Defense lawyers asked the court to reverse the judgment but their appeal was dismissed. Thus the ruling took effect.
Concurrently, the Supreme Court reduced the sentence from 18 years to 17 years and 10 months in prison for Amirov’s nephew Yusup Dzhaparov.
Sentences handed down to other defendants were also upheld.
On August 27, 2015, the North Caucasus District Court sentenced Amirov to life in prison for terrorism. His nephew, Yusup Dzhaparov, who was a deputy mayor of Kaspiysk, was sentenced to 18 years in a high security prison and 18 months of supervised release. Six other men who had been also convicted in this case received long jail terms ranging from 10 to 22 years.
They were found guilty of organizing a 2011 terrorist attack in a shopping mall in the city of Kaspiysk and killing Arsen Gadzhibekov, the director of the Investigative Committee in one of the districts of Makhachkala.

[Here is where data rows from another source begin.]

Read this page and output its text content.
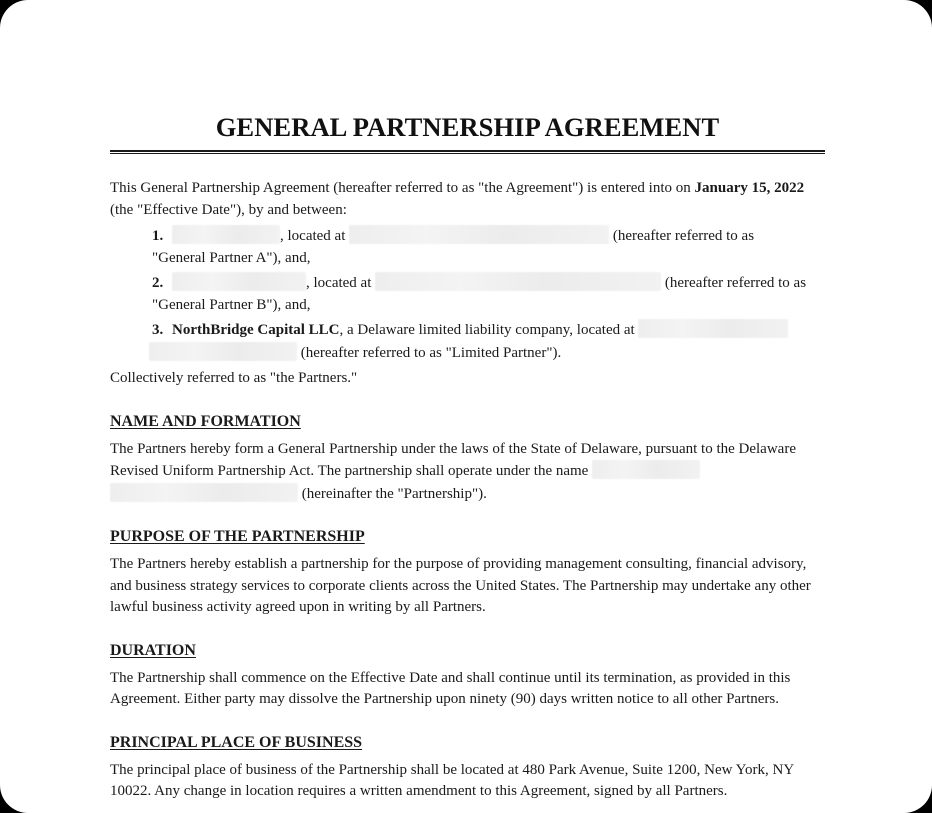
GENERAL PARTNERSHIP AGREEMENT

This General Partnership Agreement (hereafter referred to as "the Agreement") is entered into on January 15, 2022 (the "Effective Date"), by and between:

1.	, located at	(hereafter referred to as
"General Partner A"), and,
2.	, located at	(hereafter referred to as
"General Partner B"), and,
3. NorthBridge Capital LLC, a Delaware limited liability company, located at
(hereafter referred to as "Limited Partner").

Collectively referred to as "the Partners."

NAME AND FORMATION

The Partners hereby form a General Partnership under the laws of the State of Delaware, pursuant to the Delaware Revised Uniform Partnership Act. The partnership shall operate under the name   (hereinafter the "Partnership").

PURPOSE OF THE PARTNERSHIP

The Partners hereby establish a partnership for the purpose of providing management consulting, financial advisory, and business strategy services to corporate clients across the United States. The Partnership may undertake any other lawful business activity agreed upon in writing by all Partners.

DURATION

The Partnership shall commence on the Effective Date and shall continue until its termination, as provided in this Agreement. Either party may dissolve the Partnership upon ninety (90) days written notice to all other Partners.

PRINCIPAL PLACE OF BUSINESS

The principal place of business of the Partnership shall be located at 480 Park Avenue, Suite 1200, New York, NY 10022. Any change in location requires a written amendment to this Agreement, signed by all Partners.
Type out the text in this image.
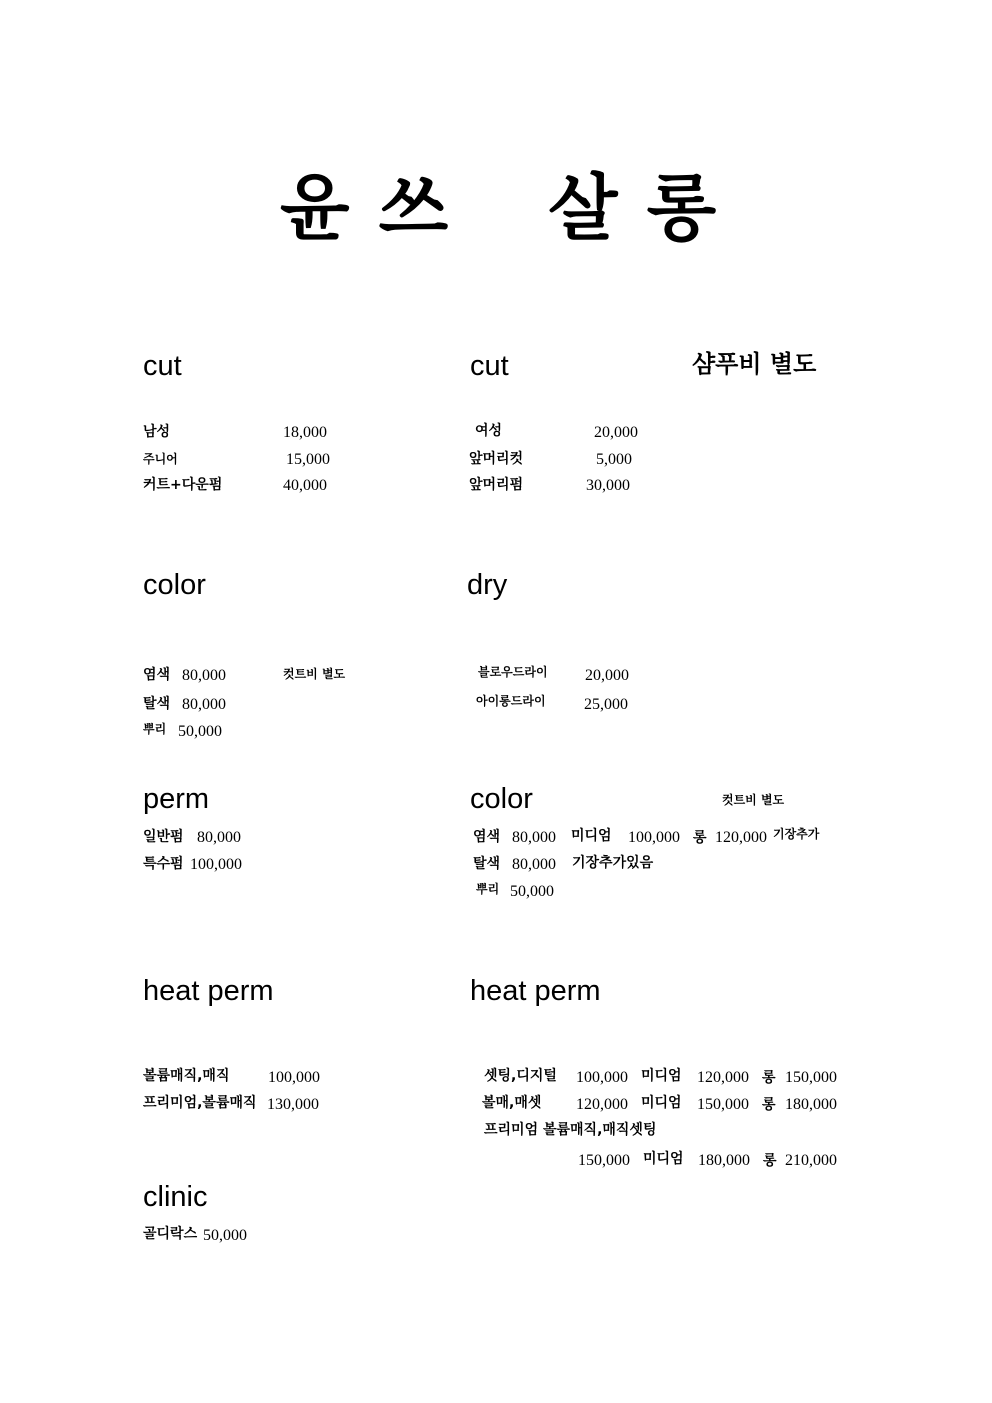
윤 쓰 살 롱
샴푸비 별도
cut
남성	18,000
주니어	15,000
커트+다운펌	40,000
cut
여성	20,000
앞머리컷	5,000
앞머리펌	30,000
color
염색 80,000	컷트비 별도
탈색 80,000
뿌리 50,000
dry
블로우드라이 20,000
아이롱드라이 25,000
perm
일반펌 80,000
특수펌 100,000
color	컷트비 별도
염색 80,000 미디엄 100,000 롱 120,000 기장추가
탈색 80,000 기장추가있음
뿌리 50,000
heat perm
볼륨매직,매직 100,000
프리미엄,볼륨매직 130,000
heat perm
셋팅,디지털 100,000 미디엄 120,000 롱 150,000
볼매,매셋 120,000 미디엄 150,000 롱 180,000
프리미엄 볼륨매직,매직셋팅
150,000 미디엄 180,000 롱 210,000
clinic
골디락스 50,000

Gadzhibekov at the time of his death worked on a number of high-profile criminal cases, including the 2010 twin bombings in Kizlyar, a town on the border with Chechnya, that left 10 killed and 270 injured. He was also investigating misconduct allegations against members of the Makhachkala city administration headed by Amirov, according to Investigative Committee spokesman Vladimir Markin.
Moreover, in July 2014, Amirov and Dzhaparov were sentenced to 10 and 8.5 years in prison, respectively, for plotting a murder attempt on Sagid Murtazaliyev, head of the Pension Fund in Dagestan and a prominent Russian wrestler, whose plane was supposed to be shot down by a shoulder-fired surface-to-air missile.